Özbay Erdal, Özbay Feyza Altunbey, Khodadadi Nima, Gharehchopogh Farhad Soleimanian, Mirjalili Seyedali
Department of Computer Engineering, Firat University, Elazig, Turkey.
Department of Software Engineering, Firat University, Elazig, Turkey.
J Voice. 2024 Sep 7. doi: 10.1016/j.jvoice.2024.08.018.
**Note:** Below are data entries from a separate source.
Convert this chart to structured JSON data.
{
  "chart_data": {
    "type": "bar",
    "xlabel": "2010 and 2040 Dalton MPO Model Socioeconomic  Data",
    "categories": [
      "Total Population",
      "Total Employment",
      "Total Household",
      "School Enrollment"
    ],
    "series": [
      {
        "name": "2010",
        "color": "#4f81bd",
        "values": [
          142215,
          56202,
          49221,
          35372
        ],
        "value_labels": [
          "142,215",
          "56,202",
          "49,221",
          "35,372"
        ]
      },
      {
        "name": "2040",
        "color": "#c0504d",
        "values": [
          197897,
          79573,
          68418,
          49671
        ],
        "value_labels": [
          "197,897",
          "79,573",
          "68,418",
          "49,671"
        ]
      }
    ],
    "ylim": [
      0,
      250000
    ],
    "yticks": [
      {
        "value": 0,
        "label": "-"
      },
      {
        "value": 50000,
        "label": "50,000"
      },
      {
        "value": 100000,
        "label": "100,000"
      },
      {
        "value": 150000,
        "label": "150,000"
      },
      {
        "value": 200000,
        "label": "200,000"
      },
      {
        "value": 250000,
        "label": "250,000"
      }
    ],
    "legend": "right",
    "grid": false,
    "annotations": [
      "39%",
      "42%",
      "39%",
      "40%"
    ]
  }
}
Voice pathologies occur due to various factors, such as malfunction of the vocal cords. Computerized acoustic examination-based vocal pathology detection is crucial for early diagnosis, efficient follow-up, and improving problematic speech. Different acoustic measurements provide it. Executing this process requires expert monitoring and is not preferred by patients because it is time-consuming and costly. This paper is aimed at detecting metaheuristic-based automatic voice pathology. First, feature maps of 10 common diseases, including cordectomy, dysphonia, front lateral partial resection, contact pachyderma, laryngitis, lukoplakia, pure breath, recurrent laryngeal paralysis, vocal fold polyp, and vox senilis, were obtained from the Zero-Crossing Rate, Root-Mean-Square Energy, and Mel-frequency Cepstral Coefficients using a thousand voice signals from the Saarbruecken Voice Database dataset. Hybridizations of different features obtained from the voices of the same diseases using these three methods were used to increase the model's performance. The Grey Wolf Optimizer (MELGWO) algorithm based on local search, evolutionary operator, and concatenated feature maps derived from various approaches was employed to minimize the number of features, implement the models faster, and produce the best result. The fitness values of the metaheuristic algorithms were then determined using supervised machine learning techniques such as Support Vector Machine (SVM) and K-nearest neighbors. The F1 score, sensitivity, specificity, accuracy, and other assessment criteria were compared with the experimental data. The best accuracy result was achieved with 99.50% from the SVM classifier using the feature maps optimized by the improved MELGWO algorithms.
语音病理学是由多种因素引起的,比如声带功能失调。基于计算机声学检查的语音病理学检测对于早期诊断、有效随访以及改善有问题的语音至关重要。不同的声学测量方法可以提供相关检测。执行这个过程需要专家监测,而且患者不太喜欢,因为它既耗时又昂贵。本文旨在检测基于元启发式算法的自动语音病理学。首先,使用来自萨尔布吕肯语音数据库数据集中的一千个语音信号,从过零率、均方根能量和梅尔频率倒谱系数中获取了10种常见疾病的特征图,这些疾病包括声带切除术、发音障碍、前外侧部分切除术、接触性厚皮病、喉炎、白斑病、单纯呼吸音、喉返神经麻痹、声带息肉和老年嗓音。使用这三种方法从相同疾病的语音中获得的不同特征的杂交用于提高模型的性能。采用基于局部搜索、进化算子以及从各种方法导出的级联特征图的灰狼优化器(MELGWO)算法来减少特征数量,更快地实现模型,并产生最佳结果。然后使用支持向量机(SVM)和K近邻等监督机器学习技术确定元启发式算法的适应度值。将F1分数、灵敏度、特异性、准确率和其他评估标准与实验数据进行比较。使用改进的MELGWO算法优化的特征图,通过SVM分类器获得了99.50%的最佳准确率结果。